WHILE Western headlines focus on Israeli Prime Minister Yitzhak Rabin's statement that the killing of an Israeli citizen in Gaza may jeopardize the peace agreement in Gaza-Jericho, almost no headlines dealt with Monday's Israeli air attack inside Lebanon.

Though it seems forgotten, the government in Tel Aviv continues to launch offensive raids into Lebanon. Since Jan. 1 of this year, some 33 air- strikes have been conducted - all of them illegal. About 70 people have been killed, and 250 wounded, many of them civilians. On Aug. 4, for example, Israeli planes, in search of ``suspected guerrilla hideouts,'' killed seven civilians in three air raids. Yet no government has protested - diplomatically or otherwise - even though the raids violate United Nations Resolution 425, which requires an unconditional withdrawal of Israeli forces from Lebanon.

Of course, UN resolutions do not mean much in the Middle East. Israelis sponsor and their forces cooperate with a renegade Lebanese army in administering a self-proclaimed ``security zone'' in south Lebanon. No state recognizes this claim, certainly not Lebanon; but no government wants to do anything about it. The zone is a source of violence that attracts the radicals that Israeli forces attack.

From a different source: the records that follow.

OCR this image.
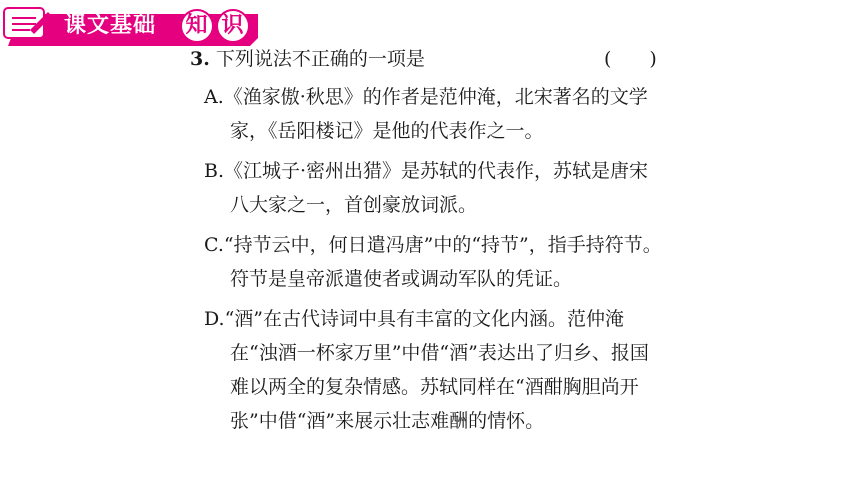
课文基础 知 识
3. 下列说法不正确的一项是	(　　)
A.《渔家傲·秋思》的作者是范仲淹，北宋著名的文学
家，《岳阳楼记》是他的代表作之一。
B.《江城子·密州出猎》是苏轼的代表作，苏轼是唐宋
八大家之一，首创豪放词派。
C.“持节云中，何日遣冯唐”中的“持节”，指手持符节。
符节是皇帝派遣使者或调动军队的凭证。
D.“酒”在古代诗词中具有丰富的文化内涵。范仲淹
在“浊酒一杯家万里”中借“酒”表达出了归乡、报国
难以两全的复杂情感。苏轼同样在“酒酣胸胆尚开
张”中借“酒”来展示壮志难酬的情怀。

Radicals must be stopped. But the argument for airstrikes against extremists is a slippery slope. Many attacks on Israeli forces in Lebanon are carried out by soldiers who believe they are driving out an occupying army. To argue, as Tel Aviv does, that airstrikes are needed because Hiz-bullah can launch Katyusha rock-ets into Israel is a straw man. The rockets represent no real threat to Israel. They are invariably launched after an attack. And Israel still reserves for itself the right to preemptive strikes.

Both rockets and air raids create terror and kill innocent people.

The real message of Israel's continued bombing of Lebanon is for Syria and Iran. The message is that inside the new peace process, Israel can act with impunity; no one will object to illegalities. This raises the stakes for Syria, which allows supplies to reach Hizbullah in the south, to sign a peace deal.

Ultimately, the actions against Lebanon and the silence of the non-Arab world further marginalize the Palestinians. That Prime Minister Rabin can easily halt the peace accord with PLO Chairman Yasser Arafat by using the phrase terrorism, yet order airstrikes into another country, shows how weak Mr. Arafat truly is, and how unjust the accord is. In this atmosphere, Arafat can be strung along indefinitely. Palestinians will not get a state, and will not be equal citizens on their own land.

Real peace in the Middle East can't be made at the expense of one party. The United States must end its silence.